Symbiotic partner-swapping or long-term fidelity? The secrets of partnership success between beetles and bacteria
Some insects and microbes develop symbiotic partnerships, which become so interdependent that they can no longer survive without each other. But how specific are these heritable symbioses? Is it possible for the same species of bacteria to flourish across different species of insect hosts, or are these partnerships more fixed, honed over millions of years of evolution?
That was the fundamental research question addressed by new John Innes Centre Group Leader Dr Hassan Salem, his postdoctoral mentee, Dr. Inès Pons, and other colleagues at the Max Plank Institute for Biology, Tübingen, using tortoise beetles as a research model.
Tortoise beetles have developed their own symbiotic relationships with the bacteria Stammera capleta over millions of years, so much so that they now require some of them to digest their food. This is similar to how the microbes that live in the human digestive system are vital to our health.
These partnerships are passed down from tortoise beetle parents to their offspring in an unusual way; S. capleta has a small genome and is passed from mother tortoise beetle to offspring via special sphere-like structures attached to the beetle eggs.
This makes the species the perfect subject of this research, to test whether these bacterial partners can be swapped, and what the effects are.
Using these structures as vehicles to swap bacteria between different beetle species, researchers found that bacteria from one beetle species can live inside another species’ digestive organs, but there is a sliding scale of success, dependent on how closely related the bacteria is to the original selection.
Bacteria from very different species triggered stronger immune system and metabolic responses in the young beetle and only partly supported normal development. Bacteria from closely related species behaved more like the original strain and helped the beetle develop normally. However, all of the newly introduced bacteria failed to be passed on to the next generation.
The results, which appear in Nature Communications, show that while some flexibility is possible in these examples of mutualism, highly specific, ancient biological partnerships are reinforced through partner recognition, transmission bottlenecks (where only some partnerships pass down to the next generation), and competition-based selection.
Dr Inès Pons-Guillouard was first author of this paper, and a postdoctoral mentee in Dr Salem’s lab.

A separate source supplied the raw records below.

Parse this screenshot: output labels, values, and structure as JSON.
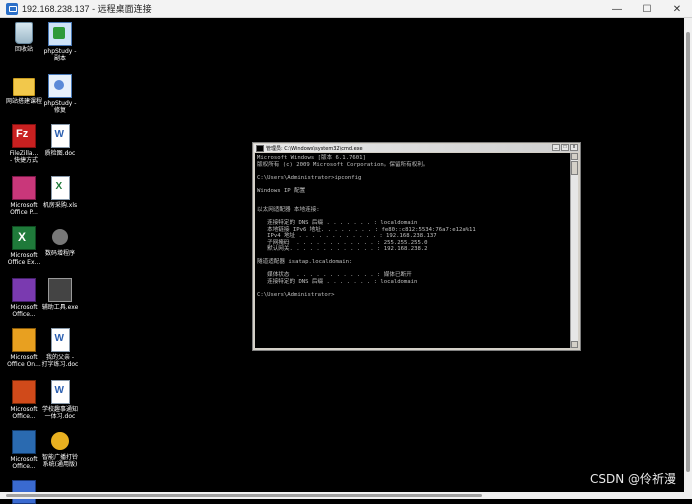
{
  "window": {
    "title": "192.168.238.137 - 远程桌面连接",
    "buttons": [
      "—",
      "☐",
      "✕"
    ]
  },
  "desktop": {
    "icons": [
      {
        "label": "回收站",
        "icon": "recycle-bin-icon"
      },
      {
        "label": "phpStudy -\n副本",
        "icon": "phpstudy-icon"
      },
      {
        "label": "网站搭建课程",
        "icon": "folder-icon"
      },
      {
        "label": "phpStudy -\n修复",
        "icon": "phpstudy-repair-icon"
      },
      {
        "label": "FileZilla...\n- 快捷方式",
        "icon": "filezilla-icon"
      },
      {
        "label": "质检图.doc",
        "icon": "word-doc-icon"
      },
      {
        "label": "Microsoft\nOffice P...",
        "icon": "publisher-icon"
      },
      {
        "label": "机房采购.xls",
        "icon": "excel-file-icon"
      },
      {
        "label": "Microsoft\nOffice Ex...",
        "icon": "excel-icon"
      },
      {
        "label": "数码增程序",
        "icon": "gear-icon"
      },
      {
        "label": "Microsoft\nOffice...",
        "icon": "infopath-icon"
      },
      {
        "label": "辅助工具.exe",
        "icon": "tools-icon"
      },
      {
        "label": "Microsoft\nOffice On...",
        "icon": "onenote-icon"
      },
      {
        "label": "我的父亲 -\n打字练习.doc",
        "icon": "word-doc-icon"
      },
      {
        "label": "Microsoft\nOffice...",
        "icon": "powerpoint-icon"
      },
      {
        "label": "学校趣事通知\n一体习.doc",
        "icon": "word-doc-icon"
      },
      {
        "label": "Microsoft\nOffice...",
        "icon": "sharepoint-icon"
      },
      {
        "label": "智能广播打铃\n系统(通用版)",
        "icon": "speaker-icon"
      },
      {
        "label": "",
        "icon": "app-icon"
      }
    ]
  },
  "cmd": {
    "title": "管理员: C:\\Windows\\system32\\cmd.exe",
    "lines": [
      "Microsoft Windows [版本 6.1.7601]",
      "版权所有 (c) 2009 Microsoft Corporation。保留所有权利。",
      "",
      "C:\\Users\\Administrator>ipconfig",
      "",
      "Windows IP 配置",
      "",
      "",
      "以太网适配器 本地连接:",
      "",
      "   连接特定的 DNS 后缀 . . . . . . . : localdomain",
      "   本地链接 IPv6 地址. . . . . . . . : fe80::c812:5534:76a7:e12a%11",
      "   IPv4 地址 . . . . . . . . . . . . : 192.168.238.137",
      "   子网掩码  . . . . . . . . . . . . : 255.255.255.0",
      "   默认网关. . . . . . . . . . . . . : 192.168.238.2",
      "",
      "隧道适配器 isatap.localdomain:",
      "",
      "   媒体状态  . . . . . . . . . . . . : 媒体已断开",
      "   连接特定的 DNS 后缀 . . . . . . . : localdomain",
      "",
      "C:\\Users\\Administrator>"
    ]
  },
  "watermark": "CSDN @伶祈漫"
}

She said: “What surprised me most during this work is that it is possible to experimentally exchange symbionts associated with their hosts over the last 62 million years.
“This study model is remarkable because it opens exciting new avenues for understanding how such long-term partnerships are maintained and allows us to explore the extent of reciprocal coadaptation between hosts and their symbionts.”
These findings contribute to and validate a wider understanding of how specific gut microbes can be, with potential relevance across other species including humans.
Dr Salem, JIC group leader and senior author on the paper, said: “This exciting paper would not have been possible without the dedication and creativity of Dr Pons-Guillouard and the expert technical support of Christiane Emmerich, my group’s laboratory manager (who has also recently moved to the Norwich Research Park to work across JIC and TSL). Together, their skills synergised to overcome the challenges of such delicate and novel work.
“While in this work we studied a single clade of insects, exploring ways we could expand our research to include additional insect families would provide an important opportunity to test how broadly these patterns apply across the invertebrate world.”
There are 3,000 tortoise beetle species, and both the adults and larvae of some species are destructive to garden plants and crops such as sweet potatoes.
Fidelity in co-diversified symbiosis was published in Nature Communications.